To investigate the signal‐to‐noise performance of PI and HSRI, a PP plate was mounted at 15 m and measured with the systems. Both instrumentations work in a pulsed and time‐gated mode, meaning that after a laser pulse is emitted, a trigger signal is sent to the camera. After a set time delay of typical a few hundreds of nanoseconds (depending on the sample‐telescope distance), the gate of the intensifier is opened for 5 ns.
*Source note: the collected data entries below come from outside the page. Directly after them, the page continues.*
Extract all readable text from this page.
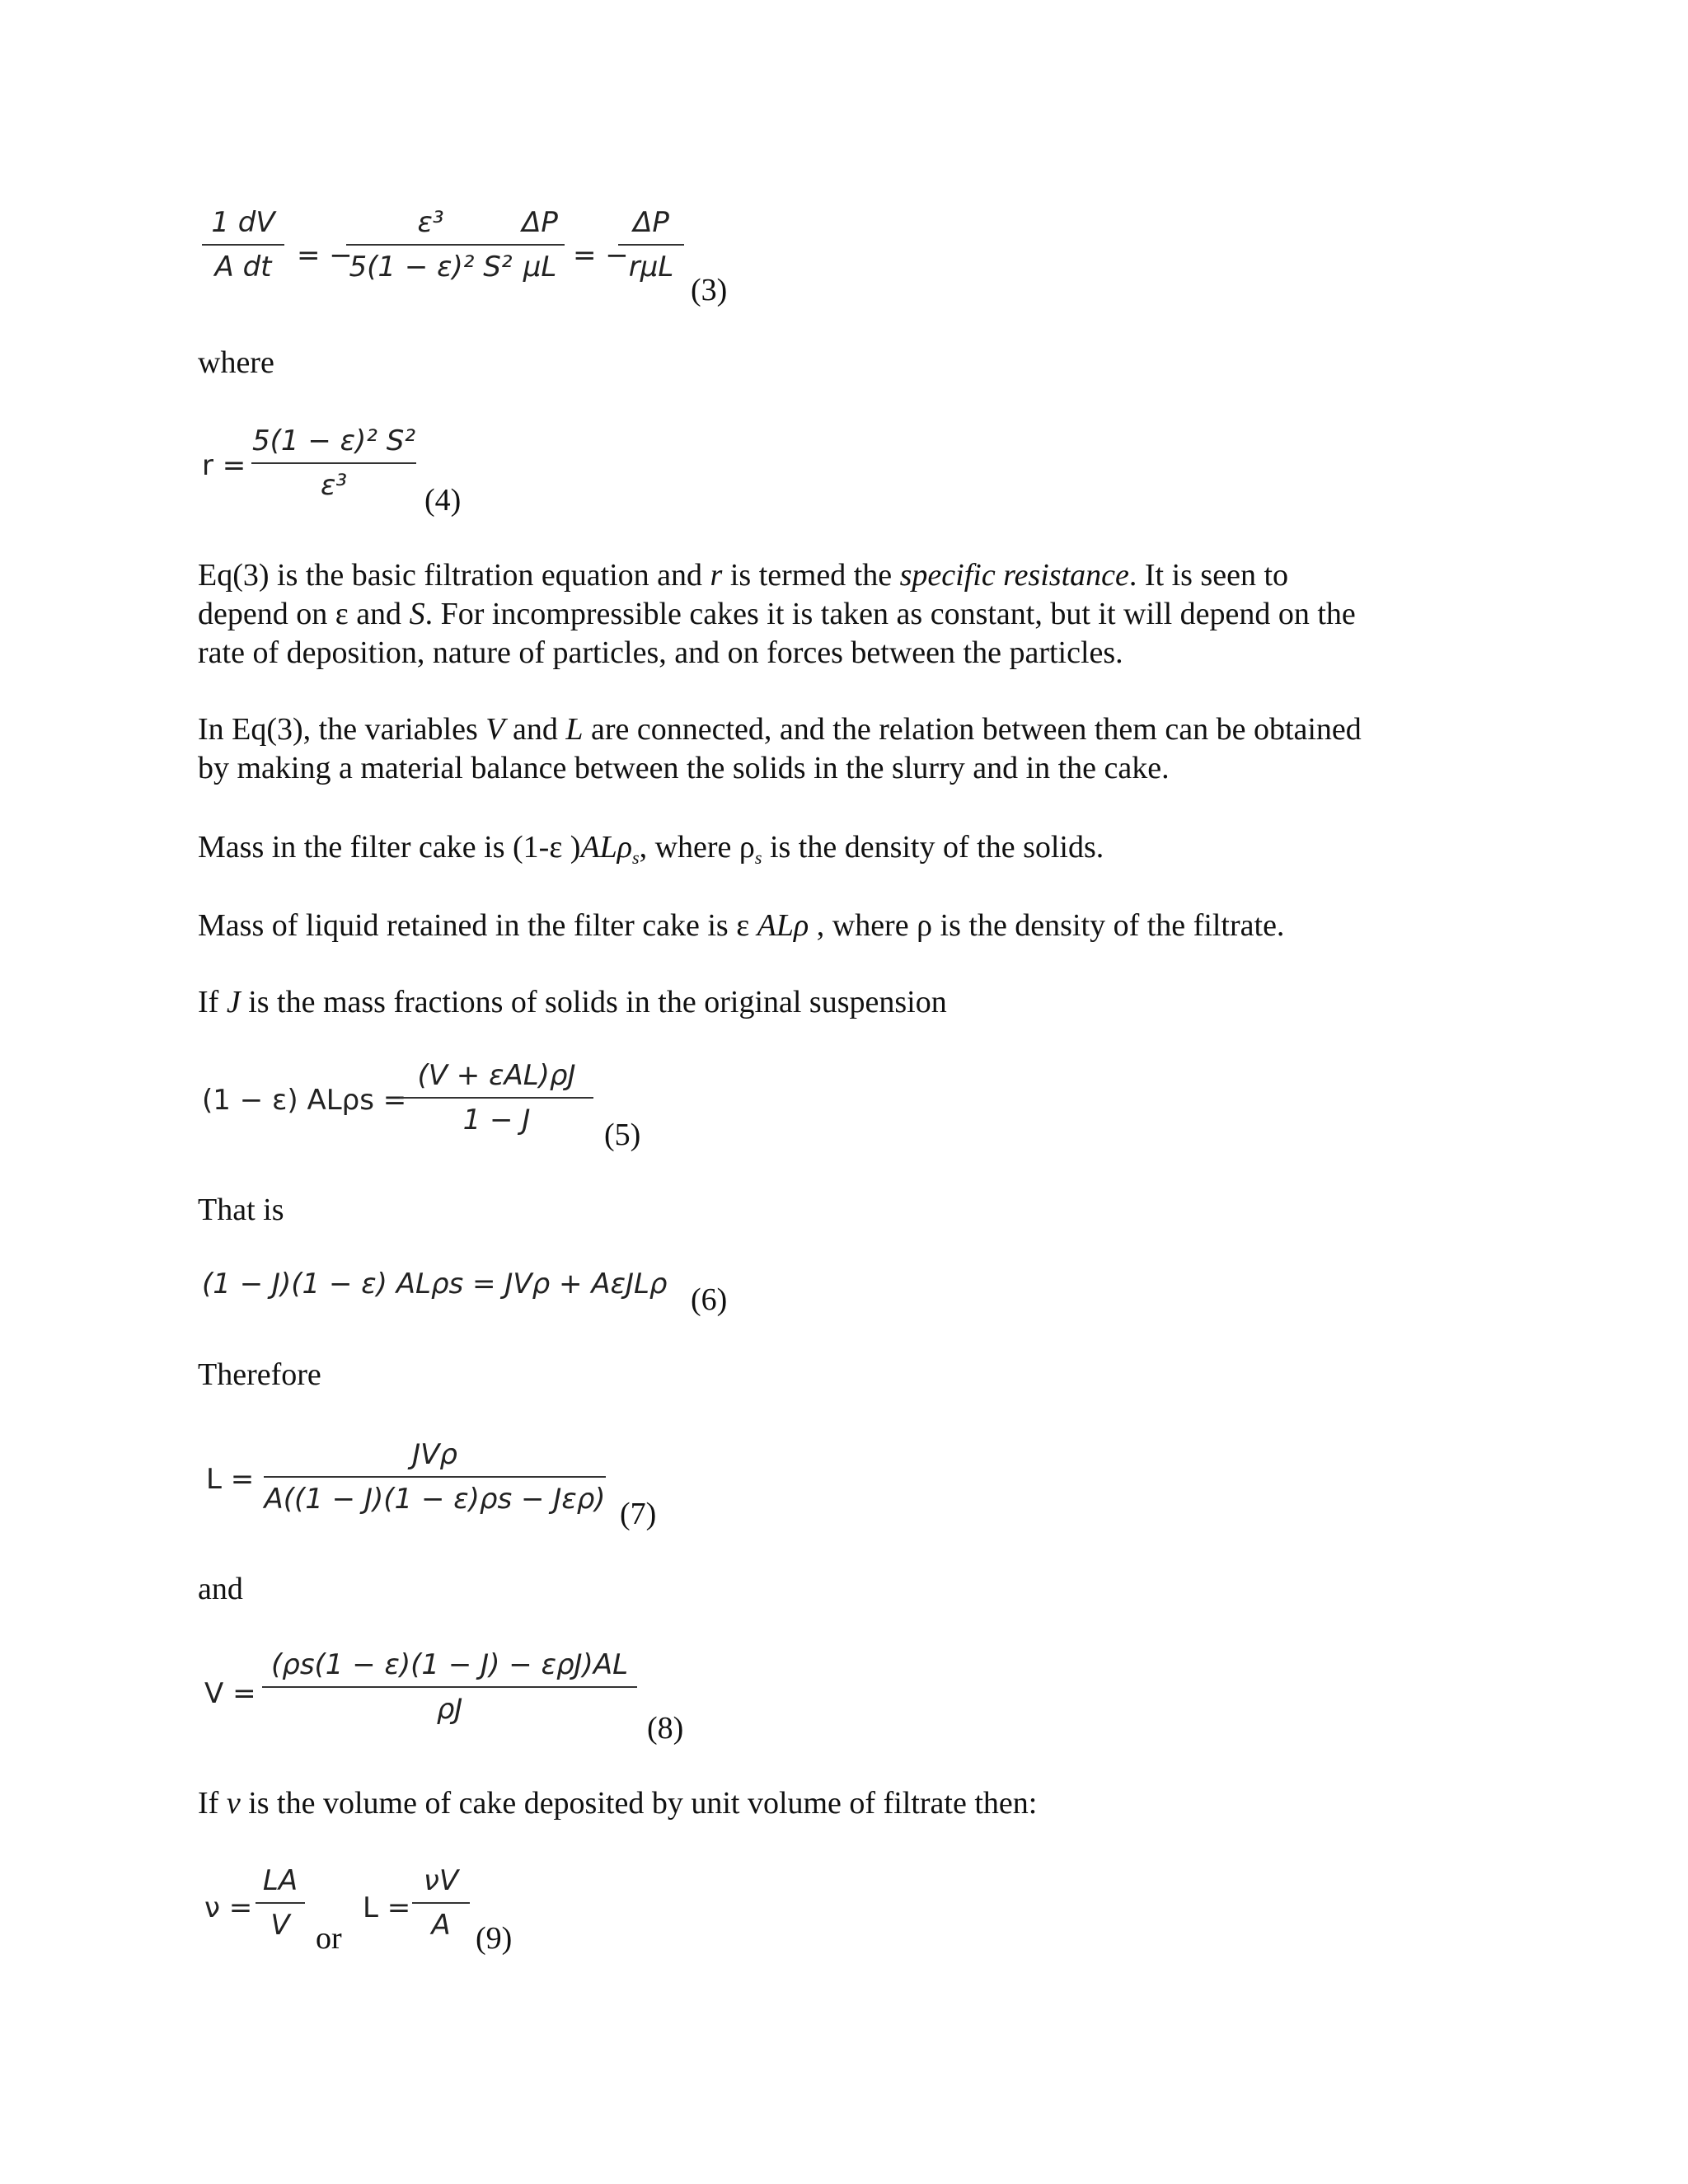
1 dV
A dt = −
ε³
5(1 − ε)² S²
ΔP
μL = −
ΔP
rμL
(3)
where
r =
5(1 − ε)² S²
ε³	(4)
Eq(3) is the basic filtration equation and r is termed the specific resistance. It is seen to depend on ε and S. For incompressible cakes it is taken as constant, but it will depend on the rate of deposition, nature of particles, and on forces between the particles.
In Eq(3), the variables V and L are connected, and the relation between them can be obtained by making a material balance between the solids in the slurry and in the cake.
Mass in the filter cake is (1-ε )ALρ$_s$, where $\rho_s$ is the density of the solids.
Mass of liquid retained in the filter cake is ε ALρ , where ρ is the density of the filtrate.
If J is the mass fractions of solids in the original suspension
(1 − ε) ALρs =
(V + εAL)ρJ
1 − J	(5)
That is
(1 − J)(1 − ε) ALρs = JVρ + AεJLρ (6)
Therefore
L =
JVρ
A((1 − J)(1 − ε)ρs − Jερ) (7)
and
V =
(ρs(1 − ε)(1 − J) − ερJ)AL
ρJ
(8)
If v is the volume of cake deposited by unit volume of filtrate then:
ν =
LA
V or
L =
νV
A (9)
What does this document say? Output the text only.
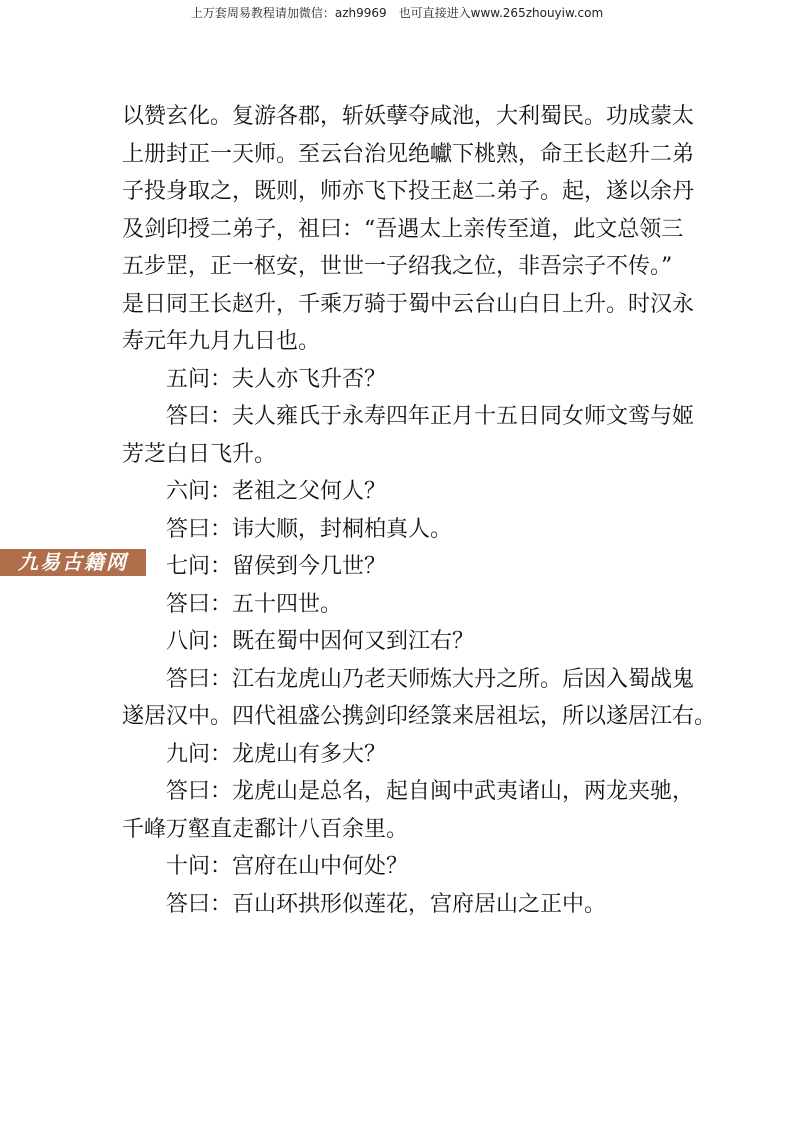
上万套周易教程请加微信：azh9969　也可直接进入www.265zhouyiw.com
九易古籍网
以赞玄化。复游各郡，斩妖孽夺咸池，大利蜀民。功成蒙太
上册封正一天师。至云台治见绝巘下桃熟，命王长赵升二弟
子投身取之，既则，师亦飞下投王赵二弟子。起，遂以余丹
及剑印授二弟子，祖曰：“吾遇太上亲传至道，此文总领三
五步罡，正一枢安，世世一子绍我之位，非吾宗子不传。”
是日同王长赵升，千乘万骑于蜀中云台山白日上升。时汉永
寿元年九月九日也。
五问：夫人亦飞升否？
答曰：夫人雍氏于永寿四年正月十五日同女师文鸾与姬
芳芝白日飞升。
六问：老祖之父何人？
答曰：讳大顺，封桐柏真人。
七问：留侯到今几世？
答曰：五十四世。
八问：既在蜀中因何又到江右？
答曰：江右龙虎山乃老天师炼大丹之所。后因入蜀战鬼
遂居汉中。四代祖盛公携剑印经箓来居祖坛，所以遂居江右。
九问：龙虎山有多大？
答曰：龙虎山是总名，起自闽中武夷诸山，两龙夹驰，
千峰万壑直走鄱计八百余里。
十问：宫府在山中何处？
答曰：百山环拱形似莲花，宫府居山之正中。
This way, otherwise, interfering light sources can be suppressed, and the Raman signal from the sample can be maximized. The SNR in this study was calculated by using the mean intensity between 2,890 and 2,905 cm−1 (at the center of the C–H stretch vibrational band) divided by the standard deviation between 3,090 and 3,200 cm−1 (baseline noise). When only one‐shot measurements are performed, spectra tend to be of low quality as can be observed in Figure 4a. Therefore, usually more than one pulse is accumulated on the CCD in order to increase the SNR. With increasing number of accumulations, the quality of the spectra improves considerably.
Figure 4

(a) Spectra of polypropylene acquired with the pointwise imaging system for two different number of accumulations with calculated signal‐to‐noise ratios (SNRs). (b) Signal to noise for both setups over the number of accumulations, that is, acquisition time. HSRI, hyperspectral Raman imaging [Colour figure can be viewed at wileyonlinelibrary.com]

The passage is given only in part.